5 July 2022
By Tom Collins
A new bill to allow for the State to come up with a national strategy for recycling organic waste and turning it into biogas has been drafted by Cork South West Deputy Christopher O’Sullivan.
The draft bill – the Anaerobic Digestion (National Strategy) Bill 2022 – will provide a mechanism for the Minister for the Environment, Climate and Communications, to create a national anaerobic digestion strategy.
Anaerobic digestion (AD) is a process of recycling organic waste matter into a biogas, which can then be used for energy production and as an organic fertiliser, thus reducing emissions and generating low carbon renewable energy.
“By positively contributing to the decarbonisation of Irish agriculture and the generation of renewable energy by the use of anaerobic digestion, Irish farmers will be enabled to play a key role in slowing down the pace of climate change,” said Deputy O’Sullivan, who is also vice chair of the climate action committee.
“It’s not just agriculture that will benefit from and contribute to these facilities. Distilleries are growing in number throughout the country, and they’ve had challenges with disposing of the grain used in the distilling process. Used grain can be fed into anaerobic digesters, therefore extending the life and use of the grain and fulfilling some circular economy goals.
“An existing medium scale anaerobic digester in Timoleague in West Cork, produces enough electricity to power 1,000 homes,” Deputy O’Sullivan said.

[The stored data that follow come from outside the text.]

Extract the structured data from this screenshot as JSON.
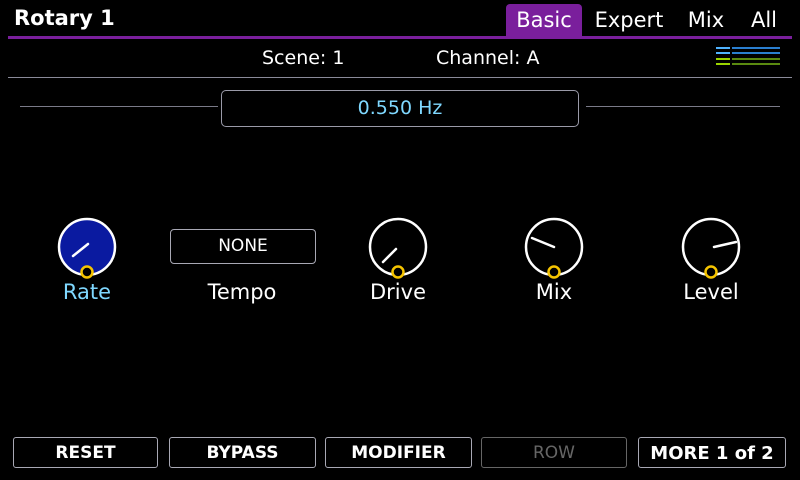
{
  "header": {
    "title": "Rotary 1",
    "tabs": [
      {
        "label": "Basic",
        "active": true
      },
      {
        "label": "Expert",
        "active": false
      },
      {
        "label": "Mix",
        "active": false
      },
      {
        "label": "All",
        "active": false
      }
    ]
  },
  "scene": {
    "scene_label": "Scene: 1",
    "channel_label": "Channel: A"
  },
  "value_display": "0.550 Hz",
  "knobs": [
    {
      "label": "Rate",
      "selected": true
    },
    {
      "label": "Tempo",
      "value": "NONE"
    },
    {
      "label": "Drive",
      "selected": false
    },
    {
      "label": "Mix",
      "selected": false
    },
    {
      "label": "Level",
      "selected": false
    }
  ],
  "buttons": [
    {
      "label": "RESET",
      "enabled": true
    },
    {
      "label": "BYPASS",
      "enabled": true
    },
    {
      "label": "MODIFIER",
      "enabled": true
    },
    {
      "label": "ROW",
      "enabled": false
    },
    {
      "label": "MORE 1 of 2",
      "enabled": true
    }
  ],
  "colors": {
    "accent": "#7a1f9c",
    "value_text": "#7fd8ff",
    "knob_selected_fill": "#0a1aa0",
    "knob_marker": "#f5c400",
    "meter_green": "#9ad400",
    "meter_blue": "#4fb3ff"
  }
}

“It’s estimated that over a 10-year period it will have stopped an estimated one million tonnes of carbon from escaping into the atmosphere.
“Ireland currently doesn’t have a strategy or policy for anaerobic digestion, and the obstacles to establishing and running AD’s have prevented the expansion of this renewable, low carbon technology.
“A national strategy will encourage an expansion of this technology across Ireland, and in doing so provide a secure source of renewable energy.”
It’s estimated Germany has 10,000 ADs. In the Republic of Ireland there are 13.
The strategy could also include micro scale anaerobic digesters which could allow the hospitality sector, and even households, use food waste to create their own energy to be used in cooking for example, and using the liquid bio-fertiliser for growing more food locally.